As I just mentioned above I truly believe in customer feedback, and this article explains why you should do so. However, it also shows why you other product managers don’t always listen to their customers and why they can find the customer feedback as a nuisance.
This article isn’t what my usual blog post that I like to share, but it is something I think is very important to share. What I like about this article is that it focuses on how a product should be constantly evolving. Many products tend to think they reach their peak, but this isn’t the case. It is important that products continue to develop, as LinkedIn has done.
Natasha Awasthi has been on a role this month. This is the second article I stumbled across that I thought was good fun, and it just so happened is written by the same person.
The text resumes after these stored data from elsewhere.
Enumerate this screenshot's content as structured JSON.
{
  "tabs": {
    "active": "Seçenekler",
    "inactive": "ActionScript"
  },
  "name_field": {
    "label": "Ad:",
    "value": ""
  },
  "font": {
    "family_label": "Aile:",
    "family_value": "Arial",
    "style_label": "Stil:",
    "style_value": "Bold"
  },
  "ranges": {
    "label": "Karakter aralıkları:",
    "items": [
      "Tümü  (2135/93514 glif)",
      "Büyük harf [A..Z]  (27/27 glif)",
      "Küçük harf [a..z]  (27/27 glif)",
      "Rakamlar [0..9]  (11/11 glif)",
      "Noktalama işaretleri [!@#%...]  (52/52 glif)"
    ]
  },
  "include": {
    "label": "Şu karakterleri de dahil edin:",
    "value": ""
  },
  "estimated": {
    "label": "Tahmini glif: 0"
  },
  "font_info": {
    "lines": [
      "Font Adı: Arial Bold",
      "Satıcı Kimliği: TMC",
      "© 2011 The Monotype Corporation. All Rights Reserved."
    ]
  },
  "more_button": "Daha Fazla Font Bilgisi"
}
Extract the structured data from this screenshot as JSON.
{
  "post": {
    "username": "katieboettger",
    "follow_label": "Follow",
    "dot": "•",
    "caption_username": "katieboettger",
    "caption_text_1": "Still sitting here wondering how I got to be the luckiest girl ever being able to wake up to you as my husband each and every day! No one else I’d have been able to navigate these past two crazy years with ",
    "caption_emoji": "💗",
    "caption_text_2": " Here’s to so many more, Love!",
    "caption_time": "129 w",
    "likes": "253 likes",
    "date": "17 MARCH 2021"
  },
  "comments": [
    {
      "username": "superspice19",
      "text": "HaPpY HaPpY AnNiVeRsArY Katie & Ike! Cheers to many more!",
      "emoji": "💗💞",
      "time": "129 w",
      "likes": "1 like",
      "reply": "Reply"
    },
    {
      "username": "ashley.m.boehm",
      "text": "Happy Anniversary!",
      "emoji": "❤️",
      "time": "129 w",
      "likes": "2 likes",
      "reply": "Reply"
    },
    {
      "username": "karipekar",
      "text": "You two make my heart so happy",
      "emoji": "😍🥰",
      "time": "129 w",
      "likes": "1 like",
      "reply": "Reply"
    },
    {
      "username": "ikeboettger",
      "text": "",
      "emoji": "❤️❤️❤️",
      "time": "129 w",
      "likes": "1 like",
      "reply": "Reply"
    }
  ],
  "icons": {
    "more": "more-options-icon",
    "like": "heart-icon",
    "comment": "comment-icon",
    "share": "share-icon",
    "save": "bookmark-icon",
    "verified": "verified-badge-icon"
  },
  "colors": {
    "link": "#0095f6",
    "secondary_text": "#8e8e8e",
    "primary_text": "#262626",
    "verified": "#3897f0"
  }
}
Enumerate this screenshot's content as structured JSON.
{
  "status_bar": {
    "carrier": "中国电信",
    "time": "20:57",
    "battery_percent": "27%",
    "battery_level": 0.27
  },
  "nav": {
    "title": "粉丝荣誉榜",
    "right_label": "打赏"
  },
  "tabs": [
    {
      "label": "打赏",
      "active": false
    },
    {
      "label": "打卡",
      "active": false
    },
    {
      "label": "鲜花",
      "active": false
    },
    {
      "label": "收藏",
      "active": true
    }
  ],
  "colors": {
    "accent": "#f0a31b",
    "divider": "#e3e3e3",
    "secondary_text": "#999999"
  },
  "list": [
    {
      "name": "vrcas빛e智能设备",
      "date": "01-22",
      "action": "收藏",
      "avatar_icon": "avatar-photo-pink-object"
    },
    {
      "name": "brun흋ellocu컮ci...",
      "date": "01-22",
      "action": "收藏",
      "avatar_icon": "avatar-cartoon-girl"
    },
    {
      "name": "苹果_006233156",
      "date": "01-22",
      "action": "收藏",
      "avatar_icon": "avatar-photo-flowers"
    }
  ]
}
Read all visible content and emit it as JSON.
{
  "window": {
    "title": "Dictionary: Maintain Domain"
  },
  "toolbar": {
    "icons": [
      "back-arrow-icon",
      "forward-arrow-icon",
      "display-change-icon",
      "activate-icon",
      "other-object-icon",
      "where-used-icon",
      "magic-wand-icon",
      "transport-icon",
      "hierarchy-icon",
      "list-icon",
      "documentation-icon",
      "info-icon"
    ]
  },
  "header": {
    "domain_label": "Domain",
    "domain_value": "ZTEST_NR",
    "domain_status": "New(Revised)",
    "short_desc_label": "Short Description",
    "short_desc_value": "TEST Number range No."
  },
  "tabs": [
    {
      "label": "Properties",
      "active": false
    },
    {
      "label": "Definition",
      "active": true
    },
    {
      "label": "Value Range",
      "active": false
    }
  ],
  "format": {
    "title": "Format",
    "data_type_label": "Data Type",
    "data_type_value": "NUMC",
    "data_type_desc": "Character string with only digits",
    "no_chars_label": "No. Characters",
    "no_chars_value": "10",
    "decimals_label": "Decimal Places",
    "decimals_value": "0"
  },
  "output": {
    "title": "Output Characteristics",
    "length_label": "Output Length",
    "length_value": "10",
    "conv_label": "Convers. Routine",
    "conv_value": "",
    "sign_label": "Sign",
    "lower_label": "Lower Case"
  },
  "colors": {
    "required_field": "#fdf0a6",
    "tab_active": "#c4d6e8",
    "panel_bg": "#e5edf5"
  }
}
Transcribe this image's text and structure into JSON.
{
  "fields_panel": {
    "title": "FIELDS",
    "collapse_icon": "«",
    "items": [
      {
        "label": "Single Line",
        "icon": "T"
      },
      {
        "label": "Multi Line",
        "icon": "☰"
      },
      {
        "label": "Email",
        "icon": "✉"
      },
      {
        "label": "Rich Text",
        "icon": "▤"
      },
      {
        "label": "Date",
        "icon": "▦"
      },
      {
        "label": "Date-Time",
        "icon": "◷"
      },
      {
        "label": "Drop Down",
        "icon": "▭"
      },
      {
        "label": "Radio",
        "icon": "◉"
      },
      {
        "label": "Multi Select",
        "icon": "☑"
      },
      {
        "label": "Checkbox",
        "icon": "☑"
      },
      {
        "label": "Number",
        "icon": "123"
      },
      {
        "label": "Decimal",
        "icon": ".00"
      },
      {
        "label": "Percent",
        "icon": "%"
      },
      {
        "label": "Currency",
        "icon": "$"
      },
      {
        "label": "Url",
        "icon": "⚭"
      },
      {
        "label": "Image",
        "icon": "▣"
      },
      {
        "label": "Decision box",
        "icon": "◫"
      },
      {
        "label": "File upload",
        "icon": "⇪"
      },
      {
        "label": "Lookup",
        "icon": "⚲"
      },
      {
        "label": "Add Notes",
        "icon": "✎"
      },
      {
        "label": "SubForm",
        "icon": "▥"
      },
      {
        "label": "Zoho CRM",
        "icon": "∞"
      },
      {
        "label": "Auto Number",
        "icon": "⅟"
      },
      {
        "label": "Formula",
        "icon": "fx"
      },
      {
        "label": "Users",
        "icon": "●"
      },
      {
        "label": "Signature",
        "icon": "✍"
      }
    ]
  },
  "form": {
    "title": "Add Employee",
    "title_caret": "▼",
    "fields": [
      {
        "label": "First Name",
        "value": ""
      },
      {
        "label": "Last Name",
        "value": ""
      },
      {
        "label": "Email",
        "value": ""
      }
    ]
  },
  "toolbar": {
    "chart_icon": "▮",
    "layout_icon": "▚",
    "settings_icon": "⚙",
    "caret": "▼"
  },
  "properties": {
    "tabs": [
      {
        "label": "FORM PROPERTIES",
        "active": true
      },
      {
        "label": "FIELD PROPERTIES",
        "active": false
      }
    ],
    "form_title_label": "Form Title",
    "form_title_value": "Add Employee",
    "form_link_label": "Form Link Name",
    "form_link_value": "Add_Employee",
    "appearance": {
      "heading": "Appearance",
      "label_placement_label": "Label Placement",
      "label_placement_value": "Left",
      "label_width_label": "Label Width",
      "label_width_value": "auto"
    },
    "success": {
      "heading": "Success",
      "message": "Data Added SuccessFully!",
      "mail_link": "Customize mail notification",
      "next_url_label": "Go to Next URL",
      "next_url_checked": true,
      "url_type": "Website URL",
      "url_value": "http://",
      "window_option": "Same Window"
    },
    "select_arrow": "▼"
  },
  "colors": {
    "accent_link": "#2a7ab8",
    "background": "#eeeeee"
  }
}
The three engineers that she describes are what everyone would like on their team. It’s important to remember that engineers are people too. This may seem not very serious, but it is. While this may be what you should aspire to be, you need to remember that everyone has their good days and bad days.
This might be one of the most important posts from this month. You can be the best product manager. You can fully understand agile, scrum, waterfall, and any other type of product design. You can be the best technical product manager. The second you burn out, it’s all useless. Brian de Haaff has some great pointers on how to take care of yourself in order for you to take care of others.
I’m a big believe in product management as it relates to customer design. In the end your product is useless if your customers and target audience do not understand how it functions. It reminds me of Microsoft 8. Microsoft 8 could have been a great product, but simply using the program was difficult to understand. Apple’s programs can also be difficult but they are a bit more intuitive. You must balance your product management with customer experience in order to have the complete product.